Notice the new `limit: 10` property on the `Sort` node. This seemingly small change has a huge performance impact. When the `PhysicalSort` operator is created from this logical node, it now knows that it only needs to find the top 10 rows. Instead of performing a full sort, it can use a much more efficient algorithm, like a **heap sort (using a min-heap of size 10)**, to find the top 10 rows in a single pass over the data.

This optimization avoids sorting the entire table, dramatically reducing both CPU and memory consumption.

## Other Rules

QuillSQL implements other simple but effective rules:

- **`EliminateLimit`**: Removes a `LIMIT` clause if it provides no value (e.g., `LIMIT NULL`).
- **`MergeLimit`**: If two `LIMIT` clauses are stacked on top of each other (which can happen after other rule transformations), this rule merges them into a single, more restrictive `LIMIT`.

## Conclusion

While QuillSQL's optimizer is currently rule-based and relatively simple, it demonstrates the fundamental principles of query optimization. By separating the logical representation of a query from its physical execution and applying equivalence-preserving transformations, a database can achieve massive performance gains. More advanced systems build on this with a **Cost-Based Optimizer**, which uses table statistics to estimate the "cost" of different physical plans (e.g., choosing between a `NestedLoopJoin` and a `HashJoin`) and pick the cheapest one.

---

## For Study & Discussion

1.  **Rule Ordering**: The `LogicalOptimizer` applies its list of rules in a fixed order for a set number of passes. Can the order in which rules are applied affect the final, optimized plan? Can one rule's transformation enable another rule to be applied in a subsequent pass?

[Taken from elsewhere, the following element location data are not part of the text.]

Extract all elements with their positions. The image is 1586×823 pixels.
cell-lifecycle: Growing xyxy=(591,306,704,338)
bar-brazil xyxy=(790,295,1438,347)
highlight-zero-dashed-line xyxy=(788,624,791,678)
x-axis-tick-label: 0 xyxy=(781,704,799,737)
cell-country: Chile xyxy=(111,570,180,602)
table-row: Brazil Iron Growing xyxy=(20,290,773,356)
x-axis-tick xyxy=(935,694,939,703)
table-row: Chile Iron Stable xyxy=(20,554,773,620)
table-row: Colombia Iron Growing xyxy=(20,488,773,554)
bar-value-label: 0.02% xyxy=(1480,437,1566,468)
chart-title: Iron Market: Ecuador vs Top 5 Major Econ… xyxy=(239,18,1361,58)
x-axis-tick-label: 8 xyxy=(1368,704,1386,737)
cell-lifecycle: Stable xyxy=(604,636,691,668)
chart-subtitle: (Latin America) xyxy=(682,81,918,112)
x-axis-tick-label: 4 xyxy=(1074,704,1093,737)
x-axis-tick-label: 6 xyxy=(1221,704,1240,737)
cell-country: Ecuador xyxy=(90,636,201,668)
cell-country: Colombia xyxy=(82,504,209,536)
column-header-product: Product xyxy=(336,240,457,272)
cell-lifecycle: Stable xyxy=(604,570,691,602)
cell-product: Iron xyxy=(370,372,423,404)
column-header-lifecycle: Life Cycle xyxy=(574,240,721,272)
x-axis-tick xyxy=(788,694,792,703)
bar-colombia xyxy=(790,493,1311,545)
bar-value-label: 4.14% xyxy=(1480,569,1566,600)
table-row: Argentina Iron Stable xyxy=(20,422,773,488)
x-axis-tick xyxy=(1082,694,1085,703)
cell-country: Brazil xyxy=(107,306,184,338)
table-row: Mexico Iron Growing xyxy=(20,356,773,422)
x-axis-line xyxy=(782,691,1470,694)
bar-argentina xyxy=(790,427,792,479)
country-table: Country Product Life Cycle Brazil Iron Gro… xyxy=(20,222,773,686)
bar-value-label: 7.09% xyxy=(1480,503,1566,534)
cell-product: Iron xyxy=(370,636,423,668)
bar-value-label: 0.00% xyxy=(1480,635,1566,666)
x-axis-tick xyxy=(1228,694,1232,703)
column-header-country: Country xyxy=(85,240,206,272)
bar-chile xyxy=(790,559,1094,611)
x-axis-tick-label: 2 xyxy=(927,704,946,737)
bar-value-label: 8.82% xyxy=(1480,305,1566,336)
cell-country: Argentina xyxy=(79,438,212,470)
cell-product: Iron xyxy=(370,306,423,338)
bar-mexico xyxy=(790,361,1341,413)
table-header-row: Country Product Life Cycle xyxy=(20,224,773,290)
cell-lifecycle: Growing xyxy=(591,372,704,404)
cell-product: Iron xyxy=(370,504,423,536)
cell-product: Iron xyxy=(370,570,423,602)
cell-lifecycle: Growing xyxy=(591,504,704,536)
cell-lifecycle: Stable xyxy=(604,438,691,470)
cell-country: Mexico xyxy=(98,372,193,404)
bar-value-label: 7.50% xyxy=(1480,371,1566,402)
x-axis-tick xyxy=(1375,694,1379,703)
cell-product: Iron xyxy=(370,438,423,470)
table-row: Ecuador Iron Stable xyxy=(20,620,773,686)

2.  **Cost-Based vs. Rule-Based**: What is the primary limitation of a purely rule-based optimizer? When would a rule-based optimizer make a poor decision that a cost-based optimizer (with accurate statistics) would get right? (Hint: consider join algorithm selection).

3.  **Programming Exercise**: Implement the classic **Predicate Pushdown** rule. Your rule should look for a `Filter` operator whose child is a `Join`. If the filter's predicate only uses columns from one side of the join, the rule should push the `Filter` node down to that side of the join, below the `Join` node. This is one of the most effective optimizations in any database.

4.  **Programming Exercise**: Implement a **Constant Folding** rule. This rule would traverse expression trees and pre-compute constant expressions. For example:
    - An expression `WHERE age = 10 + 5` would be rewritten to `WHERE age = 15`.
    - An expression `WHERE 1 = 1` would be evaluated to `true`, and a smart optimizer could then potentially eliminate the `WHERE` clause entirely.